“Chiediamo lavoro, avete tolto la dignità a noi e alle nostre famiglie“. E’ il grido d’allarme sollevato dai lavoratori somministrati Ast che questa mattina hanno protestato davanti Palazzo dei Normanni. Una battaglia condotta fuori, ma anche tra le stanze dell’Ars e che finalmente inizia ad intravedere una luce in fondo al tunnel.
In IV Commissione Ambiente, Territorio e Mobilità è stata discussa la risoluzione presentata dal deputato regionale Giuseppe Lombardo e da tutto il gruppo parlamentare di Sud chiama Nord recante la “richiesta di revoca dell’Avviso di selezione per l’assunzione di n. 73 operatori di esercizio presso AST S.p.A.“
Lo scorso 30 gennaio, infatti, Ast ha pubblicato un avviso di selezione per l’assunzione di 73 operatori di servizio, con contratto a tempo indeterminato full time. Attualmente l’Azienda è interessata da un piano di risanamento aziendale approvato dalla Regione Siciliana, finalizzato al riequilibrio economico-finanziario, alla razionalizzazione della spesa e al contenimento dei costi di gestione. Il piano, però, non prevederebbe l’attivazione di una procedura concorsuale per nuove assunzioni a tempo indeterminato per il profilo di operatore di servizio. Una condizione che metterebbe così a rischio il personale con contrato di lavoro interinale e altre forme di lavoro flessibile per il quale sarebbe prioritario, così come evidenziato dalla risoluzione, valutare percorsi di stabilizzazione. Ciò garantirebbe continuità operativa al personale già in servizio, valorizzazione delle competenze maturate e riduzione del ricorso a forme di lavoro precario. L’avvio di procedure di reclutamento esterno, non previste negli strumenti programmatori approvati, rischierebbe di determinare un aggravio strutturale dei costi del personale, in potenziale contrasto con gli obiettivi di risanamento economico e finanziario dell’Azienda.
L’obiettivo della risoluzione è quello di impegnare il Governo regionale e l’assessore regionale alle Infrastrutture e alla Mobilità “ad adottare ogni iniziativa utile affinché venga disposta la revoca dell’Avviso di selezione per l’assunzione di n. 73 operatori di esercizio presso AST S.P.A.; a riferire alla Commissione competente sugli esiti delle verifiche e sulle iniziative intraprese“.
La Commissione, presieduta da Giuseppe Carta, è così partita con qualche ora di ritardo.

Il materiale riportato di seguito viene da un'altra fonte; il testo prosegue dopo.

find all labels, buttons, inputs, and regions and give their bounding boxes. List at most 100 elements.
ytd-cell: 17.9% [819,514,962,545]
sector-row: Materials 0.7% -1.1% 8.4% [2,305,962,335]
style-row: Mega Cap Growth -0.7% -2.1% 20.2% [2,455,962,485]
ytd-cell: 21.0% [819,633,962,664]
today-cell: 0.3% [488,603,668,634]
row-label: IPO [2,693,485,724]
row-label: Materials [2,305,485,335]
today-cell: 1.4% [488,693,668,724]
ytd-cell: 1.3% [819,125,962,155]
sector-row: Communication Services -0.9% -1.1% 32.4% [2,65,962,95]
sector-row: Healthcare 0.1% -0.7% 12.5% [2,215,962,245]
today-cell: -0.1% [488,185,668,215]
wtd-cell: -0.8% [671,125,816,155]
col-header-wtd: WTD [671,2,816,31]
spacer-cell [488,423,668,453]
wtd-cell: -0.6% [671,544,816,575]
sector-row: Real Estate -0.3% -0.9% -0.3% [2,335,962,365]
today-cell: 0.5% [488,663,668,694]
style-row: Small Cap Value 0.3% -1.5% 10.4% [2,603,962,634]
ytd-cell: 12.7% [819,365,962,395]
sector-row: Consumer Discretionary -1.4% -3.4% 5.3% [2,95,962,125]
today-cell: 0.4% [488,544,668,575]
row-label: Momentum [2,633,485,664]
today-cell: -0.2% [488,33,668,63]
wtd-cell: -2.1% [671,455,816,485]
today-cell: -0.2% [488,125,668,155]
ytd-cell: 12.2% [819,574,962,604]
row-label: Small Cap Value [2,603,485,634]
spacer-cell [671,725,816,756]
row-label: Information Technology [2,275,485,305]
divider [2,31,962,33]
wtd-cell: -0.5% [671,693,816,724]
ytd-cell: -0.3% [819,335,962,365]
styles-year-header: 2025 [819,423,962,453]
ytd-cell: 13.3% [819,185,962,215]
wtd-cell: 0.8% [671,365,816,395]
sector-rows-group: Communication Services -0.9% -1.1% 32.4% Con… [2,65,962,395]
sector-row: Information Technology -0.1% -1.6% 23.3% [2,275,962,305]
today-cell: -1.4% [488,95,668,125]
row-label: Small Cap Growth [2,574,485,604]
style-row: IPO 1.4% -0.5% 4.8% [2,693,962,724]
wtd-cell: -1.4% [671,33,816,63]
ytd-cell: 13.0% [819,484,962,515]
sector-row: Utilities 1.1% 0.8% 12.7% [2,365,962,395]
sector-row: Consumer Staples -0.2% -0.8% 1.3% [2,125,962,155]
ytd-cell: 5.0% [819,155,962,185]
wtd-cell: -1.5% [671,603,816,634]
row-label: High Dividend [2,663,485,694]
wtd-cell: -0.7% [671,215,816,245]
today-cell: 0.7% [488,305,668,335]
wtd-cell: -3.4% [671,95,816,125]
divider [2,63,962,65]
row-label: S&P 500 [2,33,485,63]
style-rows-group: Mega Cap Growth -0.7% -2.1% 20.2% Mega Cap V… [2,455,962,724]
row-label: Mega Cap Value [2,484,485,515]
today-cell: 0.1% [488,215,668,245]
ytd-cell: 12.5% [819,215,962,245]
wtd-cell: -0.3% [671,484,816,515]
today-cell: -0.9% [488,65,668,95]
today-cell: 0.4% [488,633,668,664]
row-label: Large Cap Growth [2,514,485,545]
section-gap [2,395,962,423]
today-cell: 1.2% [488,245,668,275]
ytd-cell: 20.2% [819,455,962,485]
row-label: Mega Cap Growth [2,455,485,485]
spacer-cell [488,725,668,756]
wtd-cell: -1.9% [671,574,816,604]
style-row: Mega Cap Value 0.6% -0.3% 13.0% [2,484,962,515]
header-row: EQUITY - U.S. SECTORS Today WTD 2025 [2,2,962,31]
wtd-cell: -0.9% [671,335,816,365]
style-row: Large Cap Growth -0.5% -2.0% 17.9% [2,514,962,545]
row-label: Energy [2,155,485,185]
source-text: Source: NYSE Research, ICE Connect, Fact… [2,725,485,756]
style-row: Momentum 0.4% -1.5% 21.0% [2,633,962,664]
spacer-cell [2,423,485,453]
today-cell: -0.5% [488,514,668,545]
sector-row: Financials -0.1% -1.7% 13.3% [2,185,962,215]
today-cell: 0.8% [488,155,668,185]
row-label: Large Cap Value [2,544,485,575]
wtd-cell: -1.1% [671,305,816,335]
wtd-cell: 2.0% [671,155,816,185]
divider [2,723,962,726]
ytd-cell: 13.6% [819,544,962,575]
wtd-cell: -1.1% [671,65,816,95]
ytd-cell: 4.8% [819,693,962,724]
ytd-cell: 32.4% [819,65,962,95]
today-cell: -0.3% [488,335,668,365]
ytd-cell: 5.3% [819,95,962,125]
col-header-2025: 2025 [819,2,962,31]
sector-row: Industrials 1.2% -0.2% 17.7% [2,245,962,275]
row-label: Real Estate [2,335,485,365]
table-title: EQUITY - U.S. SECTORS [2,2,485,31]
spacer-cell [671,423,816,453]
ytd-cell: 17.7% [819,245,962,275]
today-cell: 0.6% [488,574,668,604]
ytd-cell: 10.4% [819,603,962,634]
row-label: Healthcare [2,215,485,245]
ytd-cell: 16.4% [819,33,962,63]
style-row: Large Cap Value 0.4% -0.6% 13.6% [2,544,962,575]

La seduta ha rischiato di saltare a causa dell’assenza dell’assessore al ramo Alessandro Aricò. Al suo posto l’assessore all’Economia Alessandro Dagnino. La risoluzione, condivisa già nei giorni scorsi anche dal presidente Carta e dal vicepresidente Bernardette Grasso, è stata votata all’unanimità. con il parere favorevole dell’esponente della giunta Schifani.
La Regione ha evidenziato la non sostenibilità dell’Avviso e adesso si attende il provvedimento formale, con il ritiro del bando da parte di Ast. Il tutto dovrà avvenire entro domenica 1 marzo, giorno in cui è prevista la scadenza dell’atto.

“Ringraziamo l’assessore Dagnino che ha ben compreso le motivazione della nostra risoluzione e ha dato il parere favorevole. Noi avevamo già intuito che questo bando non era sostenibile, sia dal punto di vista economico, ma soprattutto dal punto di vista etico per i 135 interinali che da anni, c’è chi addirittura da decenni, viene utilizzato in modo improprio e in questo modo si sarebbero visti messi da parte, senza nessuna prospettiva“. Ha dichiarato il Giuseppe Lombardo, deputato di Sud chiama Nord e componente della IV Commissione.
L’assessorato regionale dell’Economia ha poi precisato che l’assessore non ha reso alcun parere sulla risoluzione. Dagnino ha preso atto della risoluzione della IV Commissione, riferendo ai deputati che “con due diverse note – una dell’ufficio speciale per la gestione delle partecipate del 29 gennaio e una del 5 febbraio, quest’ultima firmata congiuntamente dal medesimo ufficio speciale e dal dipartimento delle Infrastrutture e dei trasporti – Ast è stata invitata ad aggiornare il piano di risanamento 2025-2029 e a eseguire una più puntuale valutazione delle azioni da intraprendere nelle more di detto aggiornamento, anche in relazione all’eventuale necessità del reclutamento in uno con l’urgente necessità di ottimizzare i costi del personale“.